Francisco também sabe das dificuldades da fé. Porque a Igreja anda, como dizia o cardeal Carlo Martini, com duzentos anos de atraso, e a teologia tem sido marginalizada, calada e perseguida. Ele conhece concretamente o que o seu companheiro jesuíta José María Castillo escreveu recentemente sobre o tema: de como as ciências e as tecnologias avançam com novos conhecimentos enquanto a teologia fica entregue ao desalento, tolhida, cada vez com menos interesse, incapaz de responder às novas perguntas, empenhada como está em manter, como intocáveis, alegadas "verdades" que não sabe como é possível continuar a defender. E dá exemplos: "Como podemos continuar a falar de Deus, com a segurança com que dizemos o que Ele pensa e quer, sabendo que Deus é o Transcendente, não estando portanto ao nosso alcance? Como é possível falar de Deus sem saber exactamente o que dizemos? Como se pode assegurar que "por um homem entrou o pecado no mundo"? Vamos continuar a apresentar como verdades centrais da nossa fé o que na realidade são mitos que têm mais de quatro mil anos? Com que argumentos se pode assegurar que o pecado de Adão e a redenção desse pecado são verdades centrais da nossa fé? Como é possível defender que a morte de Cristo foi um "sacrifício ritual" de que Deus precisou para nos perdoar as nossas faltas e salvar-nos? Como se pode dizer que o sofrimento, a desgraça, a dor e a morte são "bênçãos" que Deus nos manda? Porque continuamos a manter rituais litúrgicos que têm mais de 1500 anos e que ninguém entende nem sabe por que razão se continua a impor às pessoas? É mesmo verdade que acreditamos no que nos é dito em alguns sermões sobre a morte, o purgatório e o inferno?" E a lista de perguntas sobre doutrinas estranhas e contraditórias poderia continuar. E as igrejas esvaziam-se. E uma das razões é uma teologia paupérrima, tolhida pelo medo.

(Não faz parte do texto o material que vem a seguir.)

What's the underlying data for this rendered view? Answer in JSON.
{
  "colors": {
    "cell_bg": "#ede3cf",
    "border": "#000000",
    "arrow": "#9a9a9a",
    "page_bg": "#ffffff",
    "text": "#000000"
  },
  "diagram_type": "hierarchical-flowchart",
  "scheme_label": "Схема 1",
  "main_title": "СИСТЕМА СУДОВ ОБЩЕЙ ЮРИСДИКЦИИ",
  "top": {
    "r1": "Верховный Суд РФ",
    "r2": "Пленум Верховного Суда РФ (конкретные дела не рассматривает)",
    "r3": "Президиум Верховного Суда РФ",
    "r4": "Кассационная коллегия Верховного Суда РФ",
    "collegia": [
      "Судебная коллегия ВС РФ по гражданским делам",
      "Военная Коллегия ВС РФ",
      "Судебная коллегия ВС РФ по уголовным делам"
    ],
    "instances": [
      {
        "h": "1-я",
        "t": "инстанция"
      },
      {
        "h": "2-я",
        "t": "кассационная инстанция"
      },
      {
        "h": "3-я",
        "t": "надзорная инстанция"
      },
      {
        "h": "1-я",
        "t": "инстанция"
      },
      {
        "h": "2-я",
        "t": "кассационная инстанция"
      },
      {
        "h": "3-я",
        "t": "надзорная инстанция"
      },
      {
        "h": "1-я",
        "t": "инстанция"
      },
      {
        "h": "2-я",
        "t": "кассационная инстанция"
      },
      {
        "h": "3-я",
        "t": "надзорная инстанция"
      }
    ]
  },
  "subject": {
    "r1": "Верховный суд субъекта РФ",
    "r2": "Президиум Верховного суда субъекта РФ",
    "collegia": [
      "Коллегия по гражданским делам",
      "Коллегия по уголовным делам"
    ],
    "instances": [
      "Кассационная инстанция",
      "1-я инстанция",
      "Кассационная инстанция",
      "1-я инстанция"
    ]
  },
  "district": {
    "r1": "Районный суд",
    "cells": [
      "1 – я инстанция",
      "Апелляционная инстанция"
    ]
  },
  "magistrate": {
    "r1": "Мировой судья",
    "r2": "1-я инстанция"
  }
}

Aí está uma das razões por que Francisco tem tantos adversários e mesmo inimigos. E ele o que faz? Para abrir o caminho de uma teologia aberta, depôs o cardeal G. Müller de prefeito da Congregação para a Doutrina da Fé e substituiu-o pelo jesuíta L. Ladaria. Continua a ir em frente, procurando pôr em marcha o Evangelho a favor da humanidade. E socorre-se também do bom humor, e todos os dias reza a oração do bom humor, oração de São Thomas More, o autor de A Utopia, que não se esqueceu de levar a gorjeta para o carrasco que ia decapitá-lo. Francisco recomendou-a também aos membros da Cúria Romana, sobretudo aos díscolos:

"Dá-me, Senhor, uma boa digestão e também algo para digerir./ Dá-me um corpo saudável e o bom humor necessário para mantê-lo./Dá-me uma alma simples que sabe valorizar tudo o que é bom/e que não se amedronta facilmente diante do mal,/mas, pelo contrário, encontra os meios para voltar a colocar as coisas no seu lugar./Concede-me, Senhor, uma alma/que não conhece o tédio, /os resmungos,/os suspiros/ e as lamentações,/nem o excesso de stress por causa desse estorvo chamado "Eu"./Dá-me, Senhor, o sentido do bom humor./Concede-me a graça de ser capaz de uma boa piada, uma boa piada para descobrir na vida um pouco de alegria /e poder partilhá-la com os outros./Ámen."